Prokuratura prawdopodobnie zajmie się sprawdzeniem, czy w trzech gminach powiatu opatowskiego urzędnicy zawyżyli liczbę mieszkańców, aby ich okręg zyskał dodatkowy mandat w Radzie Powiatu. Zawiadomienie w tej sprawie złożyła wojewoda świętokrzyski Agata Wojtyszek. Sprawę zgłosili wojewodzie powiatowi radni Prawa i Sprawiedliwości, po wcześniejszej nieudanej interwencji w kieleckiej delegaturze Krajowego Biura Wyborczego.
Jak informowaliśmy, jeden mandat z okręgu drugiego, obejmującego Baćkowice, Iwaniska i Lipnik przeszedł na rzecz okręgu trzeciego z gminami: Ożarów, Tarłów i Wojciechowice. Z tego rejonu pochodzi starosta Bogusław Włodarczyk z PSL.
W gminie Tarłów, różnica w różnych sprawozdaniach wynosi ponad dwieście osób. Tomasz Kamiński, pełniący obowiązki wójta nie chce komentować tej sprawy. W piątek mówił, że nic mu nie wiadomo na temat tak dużych rozbieżności w raportach gminy. Dziś przyznał, że zlecił urzędnikom przygotowanie odpowiednich dokumentów, aby mógł się z nimi zapoznać, jednak nadal tego nie zrobił, ponieważ pracował poza urzędem.

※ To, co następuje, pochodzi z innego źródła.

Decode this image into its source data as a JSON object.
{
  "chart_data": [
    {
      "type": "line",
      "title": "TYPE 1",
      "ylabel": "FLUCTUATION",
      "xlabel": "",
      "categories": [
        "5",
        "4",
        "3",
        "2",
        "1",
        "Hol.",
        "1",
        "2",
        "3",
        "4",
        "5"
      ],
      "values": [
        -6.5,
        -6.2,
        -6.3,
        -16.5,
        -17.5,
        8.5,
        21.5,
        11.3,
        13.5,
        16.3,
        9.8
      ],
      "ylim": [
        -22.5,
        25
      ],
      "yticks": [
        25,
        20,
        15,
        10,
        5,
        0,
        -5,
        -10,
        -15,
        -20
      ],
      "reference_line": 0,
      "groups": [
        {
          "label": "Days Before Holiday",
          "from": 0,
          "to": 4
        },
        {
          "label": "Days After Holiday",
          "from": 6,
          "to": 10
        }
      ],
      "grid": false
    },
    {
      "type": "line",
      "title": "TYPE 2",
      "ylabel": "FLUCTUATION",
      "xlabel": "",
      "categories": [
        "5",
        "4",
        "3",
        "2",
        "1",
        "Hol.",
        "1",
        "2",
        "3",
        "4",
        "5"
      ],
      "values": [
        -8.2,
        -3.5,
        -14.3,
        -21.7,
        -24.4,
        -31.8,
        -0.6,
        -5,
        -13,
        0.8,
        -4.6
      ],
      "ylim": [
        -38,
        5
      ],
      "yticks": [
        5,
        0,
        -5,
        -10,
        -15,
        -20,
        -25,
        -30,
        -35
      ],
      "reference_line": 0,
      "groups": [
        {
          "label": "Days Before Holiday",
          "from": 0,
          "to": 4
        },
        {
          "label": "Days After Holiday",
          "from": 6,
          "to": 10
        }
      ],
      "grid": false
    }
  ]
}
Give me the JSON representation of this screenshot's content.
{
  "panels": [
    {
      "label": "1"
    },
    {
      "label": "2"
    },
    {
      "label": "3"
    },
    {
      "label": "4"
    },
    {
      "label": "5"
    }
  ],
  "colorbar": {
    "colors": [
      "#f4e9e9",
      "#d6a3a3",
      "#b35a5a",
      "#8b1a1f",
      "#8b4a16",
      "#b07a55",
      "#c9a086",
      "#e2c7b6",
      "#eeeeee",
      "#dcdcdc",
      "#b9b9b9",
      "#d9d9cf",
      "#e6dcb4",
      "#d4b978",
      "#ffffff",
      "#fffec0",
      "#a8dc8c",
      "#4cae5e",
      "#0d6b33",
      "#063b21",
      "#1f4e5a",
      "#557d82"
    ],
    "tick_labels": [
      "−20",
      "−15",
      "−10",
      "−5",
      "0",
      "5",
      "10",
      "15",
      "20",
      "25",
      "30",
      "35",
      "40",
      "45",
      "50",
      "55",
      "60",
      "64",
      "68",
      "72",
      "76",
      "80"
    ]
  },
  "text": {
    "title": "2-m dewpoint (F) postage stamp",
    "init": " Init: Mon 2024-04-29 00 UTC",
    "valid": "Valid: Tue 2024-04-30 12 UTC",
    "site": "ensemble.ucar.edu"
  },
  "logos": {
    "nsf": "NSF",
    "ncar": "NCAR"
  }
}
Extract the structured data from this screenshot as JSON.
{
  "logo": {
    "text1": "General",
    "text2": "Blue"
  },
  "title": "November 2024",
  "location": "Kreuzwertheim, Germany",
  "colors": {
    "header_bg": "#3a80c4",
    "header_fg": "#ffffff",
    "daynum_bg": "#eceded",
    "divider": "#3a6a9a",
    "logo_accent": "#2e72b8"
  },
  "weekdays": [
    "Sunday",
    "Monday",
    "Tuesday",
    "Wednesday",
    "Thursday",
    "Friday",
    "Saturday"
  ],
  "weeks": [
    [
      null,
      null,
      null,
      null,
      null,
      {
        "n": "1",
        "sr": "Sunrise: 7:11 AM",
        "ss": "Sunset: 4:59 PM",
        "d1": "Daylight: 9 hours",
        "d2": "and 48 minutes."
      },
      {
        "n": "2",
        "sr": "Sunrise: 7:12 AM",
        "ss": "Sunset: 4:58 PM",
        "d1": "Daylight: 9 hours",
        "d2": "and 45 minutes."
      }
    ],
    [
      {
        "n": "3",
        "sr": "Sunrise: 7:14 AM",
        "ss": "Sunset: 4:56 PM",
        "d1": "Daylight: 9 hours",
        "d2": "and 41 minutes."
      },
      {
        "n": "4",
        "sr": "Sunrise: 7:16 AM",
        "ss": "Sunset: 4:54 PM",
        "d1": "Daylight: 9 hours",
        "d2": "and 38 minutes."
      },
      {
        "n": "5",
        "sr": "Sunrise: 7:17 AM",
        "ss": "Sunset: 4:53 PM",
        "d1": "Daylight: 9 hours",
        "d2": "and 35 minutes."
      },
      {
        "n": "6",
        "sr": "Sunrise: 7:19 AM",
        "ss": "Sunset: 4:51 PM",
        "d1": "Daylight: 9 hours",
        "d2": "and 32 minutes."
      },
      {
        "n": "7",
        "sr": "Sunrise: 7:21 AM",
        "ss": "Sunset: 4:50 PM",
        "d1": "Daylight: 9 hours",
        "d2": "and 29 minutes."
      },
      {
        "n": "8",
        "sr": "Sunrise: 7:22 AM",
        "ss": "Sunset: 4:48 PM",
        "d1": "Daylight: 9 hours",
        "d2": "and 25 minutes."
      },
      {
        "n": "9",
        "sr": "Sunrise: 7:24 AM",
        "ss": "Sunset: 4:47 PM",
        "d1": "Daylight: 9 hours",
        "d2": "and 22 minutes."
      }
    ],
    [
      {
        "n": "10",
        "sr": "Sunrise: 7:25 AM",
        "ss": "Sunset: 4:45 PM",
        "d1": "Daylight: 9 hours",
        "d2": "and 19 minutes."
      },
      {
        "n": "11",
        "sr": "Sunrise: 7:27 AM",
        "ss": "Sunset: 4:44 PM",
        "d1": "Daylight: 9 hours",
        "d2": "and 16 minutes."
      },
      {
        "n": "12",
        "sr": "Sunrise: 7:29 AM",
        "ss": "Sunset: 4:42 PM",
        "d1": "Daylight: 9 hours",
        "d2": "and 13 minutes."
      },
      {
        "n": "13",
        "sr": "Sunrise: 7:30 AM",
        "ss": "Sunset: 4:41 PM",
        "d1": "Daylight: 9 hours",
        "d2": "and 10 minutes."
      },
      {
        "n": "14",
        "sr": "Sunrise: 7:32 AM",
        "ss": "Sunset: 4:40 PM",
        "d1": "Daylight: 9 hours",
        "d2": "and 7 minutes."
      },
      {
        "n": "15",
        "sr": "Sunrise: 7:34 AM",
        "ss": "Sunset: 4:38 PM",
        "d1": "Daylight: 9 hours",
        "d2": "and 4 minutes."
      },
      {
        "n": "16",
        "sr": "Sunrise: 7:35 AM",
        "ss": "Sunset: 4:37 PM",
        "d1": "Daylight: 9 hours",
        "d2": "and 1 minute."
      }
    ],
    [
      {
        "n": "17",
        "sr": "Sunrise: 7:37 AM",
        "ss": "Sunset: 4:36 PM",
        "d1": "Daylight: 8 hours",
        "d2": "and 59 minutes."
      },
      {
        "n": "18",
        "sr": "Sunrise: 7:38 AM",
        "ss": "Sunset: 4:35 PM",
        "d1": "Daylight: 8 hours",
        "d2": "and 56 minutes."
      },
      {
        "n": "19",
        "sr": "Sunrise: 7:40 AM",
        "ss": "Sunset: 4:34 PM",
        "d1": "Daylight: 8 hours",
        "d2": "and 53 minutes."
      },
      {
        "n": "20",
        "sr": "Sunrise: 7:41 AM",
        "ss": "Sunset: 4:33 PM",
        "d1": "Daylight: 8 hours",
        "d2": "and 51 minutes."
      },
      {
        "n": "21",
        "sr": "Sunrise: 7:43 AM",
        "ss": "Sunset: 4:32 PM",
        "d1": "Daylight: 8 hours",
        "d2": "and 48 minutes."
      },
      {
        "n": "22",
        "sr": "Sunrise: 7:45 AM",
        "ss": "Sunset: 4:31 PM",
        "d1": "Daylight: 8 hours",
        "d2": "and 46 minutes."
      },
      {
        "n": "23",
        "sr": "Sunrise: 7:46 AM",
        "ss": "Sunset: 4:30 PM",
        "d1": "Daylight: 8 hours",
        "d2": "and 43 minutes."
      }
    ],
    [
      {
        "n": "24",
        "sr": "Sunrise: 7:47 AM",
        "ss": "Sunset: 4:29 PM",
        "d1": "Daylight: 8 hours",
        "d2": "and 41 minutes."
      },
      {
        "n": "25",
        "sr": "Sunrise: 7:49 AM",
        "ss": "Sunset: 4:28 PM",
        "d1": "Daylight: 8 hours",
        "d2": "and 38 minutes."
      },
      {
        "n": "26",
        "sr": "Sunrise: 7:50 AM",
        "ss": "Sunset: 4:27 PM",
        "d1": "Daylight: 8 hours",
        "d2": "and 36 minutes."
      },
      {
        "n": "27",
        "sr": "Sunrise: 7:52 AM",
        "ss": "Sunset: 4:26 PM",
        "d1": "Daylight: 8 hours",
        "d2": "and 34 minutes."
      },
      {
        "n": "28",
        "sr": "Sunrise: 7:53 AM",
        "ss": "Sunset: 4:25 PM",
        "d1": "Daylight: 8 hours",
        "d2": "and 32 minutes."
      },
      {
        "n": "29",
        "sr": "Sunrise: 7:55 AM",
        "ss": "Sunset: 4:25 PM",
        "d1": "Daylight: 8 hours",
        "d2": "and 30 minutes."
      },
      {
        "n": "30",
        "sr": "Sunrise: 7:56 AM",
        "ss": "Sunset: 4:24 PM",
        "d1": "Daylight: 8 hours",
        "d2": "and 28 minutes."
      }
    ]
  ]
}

Poseł Anna Krupka z Prawa i Sprawiedliwości przypomina, że w powiecie opatowskim dochodziło już do, jak to określiła, „cudów nad urną”. Chodzi jej o wyjaśnianą przed sądem sprawę dopisania wyborców do listy przed drugą turą cztery lata temu.
– Tym razem, dodatkowy mandat przypada w okręgu, gdzie zazwyczaj wysokie wyniki osiąga PSL. To dzieje się kosztem okręgu, w którym wygrywają kandydaci Prawa i Sprawiedliwości – mówi Anna Krupka.
Posłanka przypomina prace rządu zmieniające ustawę co do zasad przeprowadzania wyborów właśnie po to, aby były transparentne i przejrzyste.
Magdalena Fogiel-Litwinek prezes stowarzyszenia Kukiz’15 w województwie świętokrzyskim wątpi, aby wójt Tarłowa nic nie wiedział o tej sprawie. Jego tłumaczenie uważa za żenujące. Jak dodaje, każdy z nas powinien nalegać na to, aby wybory były przeprowadzane uczciwe, a manipulacja liczbą mieszkańców przeczy tej zasadzie.
– To znaczy, że jest kombinatorstwo, łamanie prawa i ręczne sterowanie liczbą mandatów. Osoby, które są za to odpowiedzialne, powinny zostać ukarane i nie powinny pracować w urzędzie gminy – mówi Magdalena Fogiel-Litwinek.
– Po wyborach włodarze robią, co im się żywnie podoba – mówi.
Przypomina toczący się proces zawieszonego wójta Tarłowa w sprawie nieprawidłowości podczas wyborów samorządowych w 2014 roku.
Senator PiS Jarosław Rusiecki uważa, że jeśli są wątpliwości co do sposobu określenia liczby mieszkańców, to wojewoda słusznie zawiadomiła prokuraturę. Jak mówi, powiat opatowski jest szczególny i należy w nim starannie kontrolować samorządowców.
– Dobrze by było, gdyby ludzie się tym przejęli i między bajki włożyli twierdzenie, że jeden głos o niczym nie decyduje. Właśnie ten głos, jak pokazuje doświadczenie i historia, decydował o upadkach rządu, o wyborze konkretnych osób. Ten głos jest mocny i skuteczny – mówi senator.
Dodaje, że nieprawidłowości w 2014 roku sprawiły, że zaufanie do samorządu jest coraz mniejsze, a to wspólne dobro, o które razem powinniśmy dbać.
Jak informowaliśmy, zawyżoną liczbę mieszkańców odnotowano także w Ożarowie i Wojciechowicach. W obu tych gminach różnica wynosi po około 50 osób.